The most common police errors in criminal cases

On Behalf of Longman Jakuback

Police officers have a difficult job that requires handling many vital details. The stress and workload can create multiple opportunities for mistakes.

Such errors may compromise the state’s case against a defendant. The following oversights could even lead to a dismissal of charges.

Not collecting or securing evidence properly

Improper evidence collection can include mishandling DNA samples and fingerprints or failing to document physical evidence at a crime scene. Officers must also store such items correctly so that tests do not render inconclusive or erroneous results.

Additionally, police have to maintain a proper chain of custody when transferring physical evidence between locations. A lapse could lead to the contamination or destruction of vital proof of the facts.

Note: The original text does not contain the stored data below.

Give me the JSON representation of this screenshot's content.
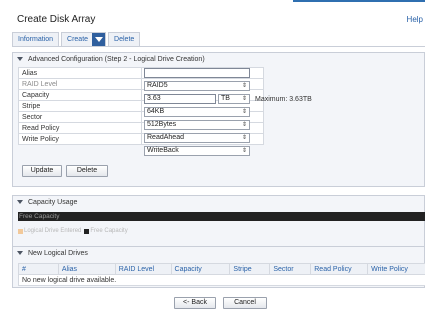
{
  "page": {
    "title": "Create Disk Array",
    "help_label": "Help"
  },
  "tabs": {
    "information": "Information",
    "create": "Create",
    "delete": "Delete"
  },
  "config": {
    "heading": "Advanced Configuration (Step 2 - Logical Drive Creation)",
    "rows": {
      "alias": {
        "label": "Alias",
        "value": ""
      },
      "raid_level": {
        "label": "RAID Level",
        "value": "RAID5"
      },
      "capacity": {
        "label": "Capacity",
        "value": "3.63",
        "unit": "TB",
        "max": "Maximum: 3.63TB"
      },
      "stripe": {
        "label": "Stripe",
        "value": "64KB"
      },
      "sector": {
        "label": "Sector",
        "value": "512Bytes"
      },
      "read_policy": {
        "label": "Read Policy",
        "value": "ReadAhead"
      },
      "write_policy": {
        "label": "Write Policy",
        "value": "WriteBack"
      }
    },
    "update_label": "Update",
    "delete_label": "Delete"
  },
  "capacity_usage": {
    "heading": "Capacity Usage",
    "bar_label": "Free Capacity",
    "legend_entered": "Logical Drive Entered",
    "legend_free": "Free Capacity"
  },
  "new_drives": {
    "heading": "New Logical Drives",
    "columns": [
      "#",
      "Alias",
      "RAID Level",
      "Capacity",
      "Stripe",
      "Sector",
      "Read Policy",
      "Write Policy"
    ],
    "empty_message": "No new logical drive available."
  },
  "footer": {
    "back_label": "<- Back",
    "cancel_label": "Cancel"
  },
  "colors": {
    "accent": "#2f6fb0",
    "link": "#2a62a8",
    "dropdown": "#2f5f9e",
    "bar": "#222222",
    "entered": "#f2c99a"
  }
}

Violating constitutional rights

Law enforcement must advise suspects of their constitutional rights before questioning. A person should understand the right to remain silent and that prosecutors may use their statements against them.

The Fourth Amendment protects citizens from unlawful search and seizure. An officer must secure warrants when necessary and avoid using excessive force. If an officer violates any of these rights, the court may need to exclude evidence or even reduce or dismiss charges.

Not securing the crime scene

Law enforcement personnel must secure a crime scene immediately upon arrival. They should also block off perimeter areas and maintain crowd control to preserve any potential evidence.

Failure to do so could allow possible witnesses or suspects to escape. Also, someone might contaminate or destroy evidence, obscuring the facts of the case.

Everyone has the right to go through the proper procedures when facing charges. When police make mistakes, a defendant can challenge the prosecution’s case.